Pour ce qui était de Pat, en revanche…
Cela faisait cinq ans qu’il était arrivé à la Citadelle, à peine âgé de treize printemps, et cependant son propre col affichait un rose aussi pimpant qu’au jour où les terres de l’ouest l’avaient débarqué là. A deux reprises, il s’était cru fin prêt. Lors de la première, où il s’était présenté devant Archimestre Vaellyn pour administrer la preuve de sa science des deux, il n’avait réussi qu’à apprendre de quelle manière l’examinateur s’était acquis le surnom mérité de Vinaigre, et il lui avait fallu deux ans pour se remettre de cette expérience et pour rassembler son courage en vue d’une nouvelle tentative. Quitte à se soumettre cette fois au jugement du vieil et cordial archimestre Ebrose, qui s’était taillé une solide réputation par la douceur de sa voix et la délicatesse exquise de ses mains. Mais les soupirs qu’il l’avait forcé d’exhaler s’étaient en quelque sorte révélés tout aussi pénibles que les piques acides du précédent.
« Une dernière pomme, une seule, promit Alleras, et je te confierai ce que je subodore à propos de ces fameux dragons.
— Qu’est-ce que tu pourrais bien savoir d’eux que moi je ne sache pas ? » grommela Mollander.
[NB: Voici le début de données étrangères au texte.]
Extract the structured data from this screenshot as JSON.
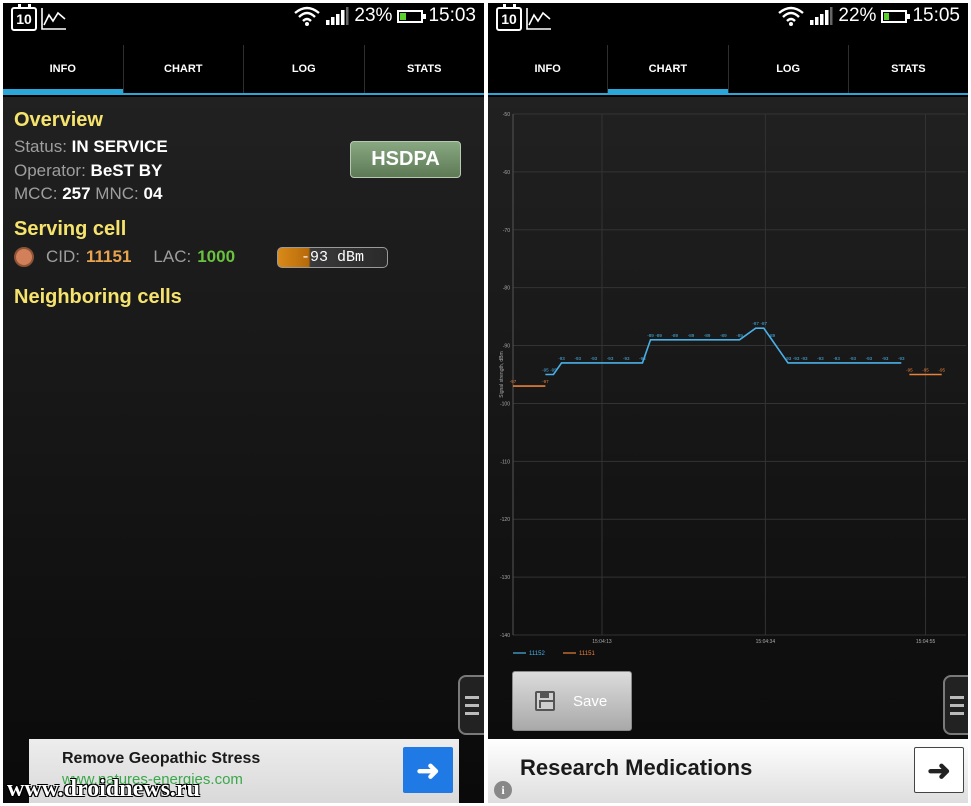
{
  "left": {
    "status_bar": {
      "calendar": "10",
      "battery": "23%",
      "battery_level": 0.23,
      "time": "15:03"
    },
    "tabs": [
      {
        "label": "INFO",
        "active": true
      },
      {
        "label": "CHART",
        "active": false
      },
      {
        "label": "LOG",
        "active": false
      },
      {
        "label": "STATS",
        "active": false
      }
    ],
    "overview": {
      "title": "Overview",
      "status_label": "Status:",
      "status_value": "IN SERVICE",
      "operator_label": "Operator:",
      "operator_value": "BeST BY",
      "mcc_label": "MCC:",
      "mcc_value": "257",
      "mnc_label": "MNC:",
      "mnc_value": "04",
      "network_type": "HSDPA"
    },
    "serving_cell": {
      "title": "Serving cell",
      "cid_label": "CID:",
      "cid_value": "11151",
      "lac_label": "LAC:",
      "lac_value": "1000",
      "signal": "-93 dBm"
    },
    "neighboring": {
      "title": "Neighboring cells"
    },
    "ad": {
      "title": "Remove Geopathic Stress",
      "url": "www.natures-energies.com"
    },
    "watermark": "www.droidnews.ru"
  },
  "right": {
    "status_bar": {
      "calendar": "10",
      "battery": "22%",
      "battery_level": 0.22,
      "time": "15:05"
    },
    "tabs": [
      {
        "label": "INFO",
        "active": false
      },
      {
        "label": "CHART",
        "active": true
      },
      {
        "label": "LOG",
        "active": false
      },
      {
        "label": "STATS",
        "active": false
      }
    ],
    "save_label": "Save",
    "ad": {
      "title": "Research Medications"
    }
  },
  "colors": {
    "accent": "#2aa7d8",
    "title_yellow": "#f5e36d",
    "cid_orange": "#e8a34e",
    "lac_green": "#69c33f",
    "series_blue": "#4ab0e6",
    "series_orange": "#e8803a"
  },
  "icons": [
    "calendar-icon",
    "chart-icon",
    "wifi-icon",
    "signal-icon",
    "battery-icon",
    "save-icon",
    "arrow-right-icon",
    "menu-handle-icon",
    "info-icon"
  ],
  "chart_data": {
    "type": "line",
    "ylabel": "Signal strength, dBm",
    "ylim": [
      -140,
      -50
    ],
    "yticks": [
      "-50",
      "-60",
      "-70",
      "-80",
      "-90",
      "-100",
      "-110",
      "-120",
      "-130",
      "-140"
    ],
    "xticks": [
      "15:04:13",
      "15:04:34",
      "15:04:55"
    ],
    "grid": true,
    "legend": "bottom-left",
    "series": [
      {
        "name": "11151",
        "segments": [
          {
            "x": [
              0,
              2
            ],
            "y": [
              -97,
              -97
            ],
            "labels": [
              "-97",
              "-97"
            ]
          },
          {
            "x": [
              24.5,
              26.5
            ],
            "y": [
              -95,
              -95
            ],
            "labels": [
              "-95",
              "-95",
              "-95"
            ]
          }
        ]
      },
      {
        "name": "11152",
        "segments": [
          {
            "x": [
              2,
              2.5,
              3,
              4,
              5,
              6,
              7,
              8,
              8.5,
              9,
              10,
              11,
              12,
              13,
              14,
              15,
              15.5,
              16,
              17,
              17.5,
              18,
              19,
              20,
              21,
              22,
              23,
              24
            ],
            "y": [
              -95,
              -95,
              -93,
              -93,
              -93,
              -93,
              -93,
              -93,
              -89,
              -89,
              -89,
              -89,
              -89,
              -89,
              -89,
              -87,
              -87,
              -89,
              -93,
              -93,
              -93,
              -93,
              -93,
              -93,
              -93,
              -93,
              -93
            ],
            "labels": [
              "-95",
              "-95",
              "-93",
              "-93",
              "-93",
              "-93",
              "-93",
              "-93",
              "-89",
              "-89",
              "-89",
              "-89",
              "-89",
              "-89",
              "-89",
              "-87",
              "-87",
              "-89",
              "-93",
              "-93",
              "-93",
              "-93",
              "-93",
              "-93",
              "-93",
              "-93",
              "-93"
            ]
          }
        ]
      }
    ]
  }
}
Repérant toutefois une pomme encore accrochée à sa branche, il fit un saut pour l’abattre puis la lança. Alleras tendit la corde de son arc jusqu’à son oreille et, tout en pivotant avec grâce pour suivre la cible en plein vol, ne décocha son trait qu’au moment où la pomme entreprit de choir.
« Tu rates toujours ton dernier coup », lâcha Roone.
La pomme fit un plouf dans la rivière. Intacte.
« Tu vois ? reprit Roone.
— Le jour où tu te les farcis toutes est aussi celui où tu cesses de progresser. » Alleras décorda son arc et le rangea soigneusement dans son étui de cuir. On l’avait taillé dans du bois d’orcœur, une essence rare et mythique en provenance des îles d’Eté. Pat s’était essayé à le ployer un jour et avait échoué. Le Sphinx a l’air presque malingre, comme ça, mais ces bras si minces ont une sacrée force, réfléchit-il, tandis qu’Alleras enjambait à demi le banc pour s’emparer de sa coupe de vin. « Le dragon possède trois têtes, annonça-t-il de son ton traînant et feutré de Dornien.
— C’est une énigme, ou quoi ? voulut savoir Roone. Les sphinx ne parlent que par énigmes, dans les contes.
— Pas une énigme. » Alleras se mit à siroter son vin. Alors que le reste du groupe lampait des pintes de ce cidre abominablement corsé auquel La Chope à la plume d’oie devait sa renommée, lui préférait les crus sirupeux bizarres issus du pays de sa mère. Même à Villevieille, des vins pareils revenaient tout sauf bon marché.
Le sobriquet de Sphinx, c’était Léo la Flemme qui en avait affublé Alleras. Un sphinx, c’est un brin de ceci et un brin de cela ; ça vous a une face humaine, un corps de lion, des ailes de faucon. Alleras était tout de même ; il avait pour père un Dornien, pour mère une femme à peau noire des îles d’Eté. Il avait lui-même le teint aussi sombre que du bois de teck. Et, à l’instar de celles des sphinx de porphyre vert qui encadraient la grande porte de la Citadelle, ses propres prunelles paraissaient d’onyx.